Ensure you read the instructions before conducting the activity. The accompanying video also shows how the activity is done and can serve as a guide.
Batteries contain a negative electrode, a positive electrode and an ion conducting electrolyte that facilitates ion transfer. In the example of a lemon battery setup, the copper metal is the positive terminal, the zinc metal the negative terminal and the juice in the lemons form the electrolyte.
The ions in the juices attack the zinc metal to form zinc ions which move through the lemon juice to the copper metal. But this can only be seen when the ions are converted to electrons. The conversion of ions to electrons will occur once we have connected both terminals to other negative and positive terminals of a device that requires energy, for example the LED light. This means that we have closed the circuit. As a result we are able to transfer the electrons through the connections between the positive and negative terminal, to the device (LED light) to give energy (the bulb lighting up).

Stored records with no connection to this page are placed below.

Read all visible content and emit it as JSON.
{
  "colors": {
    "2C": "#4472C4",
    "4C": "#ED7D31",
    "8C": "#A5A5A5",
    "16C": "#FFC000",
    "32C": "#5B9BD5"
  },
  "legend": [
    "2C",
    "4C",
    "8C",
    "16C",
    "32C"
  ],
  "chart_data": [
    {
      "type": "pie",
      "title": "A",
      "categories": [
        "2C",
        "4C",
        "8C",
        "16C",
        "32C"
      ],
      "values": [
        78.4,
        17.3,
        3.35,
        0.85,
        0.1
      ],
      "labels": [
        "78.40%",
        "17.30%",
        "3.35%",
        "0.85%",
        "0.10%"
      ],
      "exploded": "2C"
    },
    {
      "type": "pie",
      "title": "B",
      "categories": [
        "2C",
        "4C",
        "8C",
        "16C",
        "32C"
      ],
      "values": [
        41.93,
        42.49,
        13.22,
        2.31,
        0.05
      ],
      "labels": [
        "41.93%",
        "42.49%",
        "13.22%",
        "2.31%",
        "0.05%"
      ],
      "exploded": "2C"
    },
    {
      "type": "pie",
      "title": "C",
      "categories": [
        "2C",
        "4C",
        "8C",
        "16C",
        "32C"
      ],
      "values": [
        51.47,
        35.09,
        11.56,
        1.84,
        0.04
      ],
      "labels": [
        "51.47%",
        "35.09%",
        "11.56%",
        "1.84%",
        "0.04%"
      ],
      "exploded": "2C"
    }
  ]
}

Depending on the number of ions these juices produce, they are able to have higher or lower voltages. In essence, the fruits that appear to have higher voltages produce more ions that attack the electrodes, compared to the fruits that have lower voltages.
- 5-10 pieces of a fruit or potato*
- Copper coin or copper coated nails (one for each piece of fruit)
- Zinc coated nails (one for each piece of fruit)
- Crocodile clips (two for each piece of fruit)
- Different coloured LEDs (red need the lowest voltage, blue need the highest voltage to light up)
- Multimeter or voltage meter (optional)
* Start by trying tomatoes (cherry size good), baby potatoes (or large ones cut to pieces) or lemons, which all work well. Potatoes produce more charge if they have been boiled a little, be sure they are still firm. The potatoes we used in the instruction video had been boiled for 5 minutes. Have adult supervision if you decide to boil your potatoes, and don't start the activity until they have completely cooled.
- Insert a copper coated nail (positive terminal) into your first piece of fruit. Insert all your nails about 2cm deep.
- Next, insert the zinc coated nail (negative terminal) about 1-1.5cm away from the copper nail.
- Repeat steps one and two for a second piece of fruit.
- Using a crocodile clip, connect the negative terminal (zinc nail) in one piece of fruit to the positive terminal (copper nail) in the next piece of fruit until all the piece are connected.
- Now, connect the positive terminal (copper nail) of the first peice of fruit to the longer leg of your LED bulb.
- Next, connect the negative terminal (zinc nail) on the last piece of fruit to the shorter leg of your LED bulb. Does your LED light up? (try the Red LED first, then any other colours)
- If the LED does not light up or is very dim, connect more pieces of fruit into your circuit (steps 1 to 4) until you get enough voltage to make the LED light up brightly.
Tip - If you have access to a multimeter, with the help of an adult, use it to measure the voltage of the fruit battery before and after you add more fruit peices, this will let you know the exact voltage being produced to light up your LEDs. The colour of the LED indicates the voltage it needs: starting with the least needed voltage the usual order is: red, orange, yellow, green, blue than white.
More to try
- Try different fruits or type of potato. Which produces the highest voltage?
- Boiled potatoes are supposed to provide a higher voltage. What is the difference if you try the same potatoes, first raw and then after boiling for about 5-8 minutes?
- Vary the distances between the copper nail and the zinc nail. First bringing them closer together (less than 0.5cm apart) then further apart (more than 1.5cm apart) and record the differences in how the fruit battery lights up your LED bulb.
Things to think about
- What makes different fruit have different voltage, and power the LED differently?
- Based on your knowledge of the voltage of your fruit battery, how many pices of fruit would you need to power a small electric vehicle?
- Why do the different coloured LED bulbs require different battery voltages to light up?
- Why must the copper and zinc nail be separated from each other? Do you think there is a difference when the distance between them is changed?
- How long do you think your fruit battery will last for before it dies? Why do you think this happens?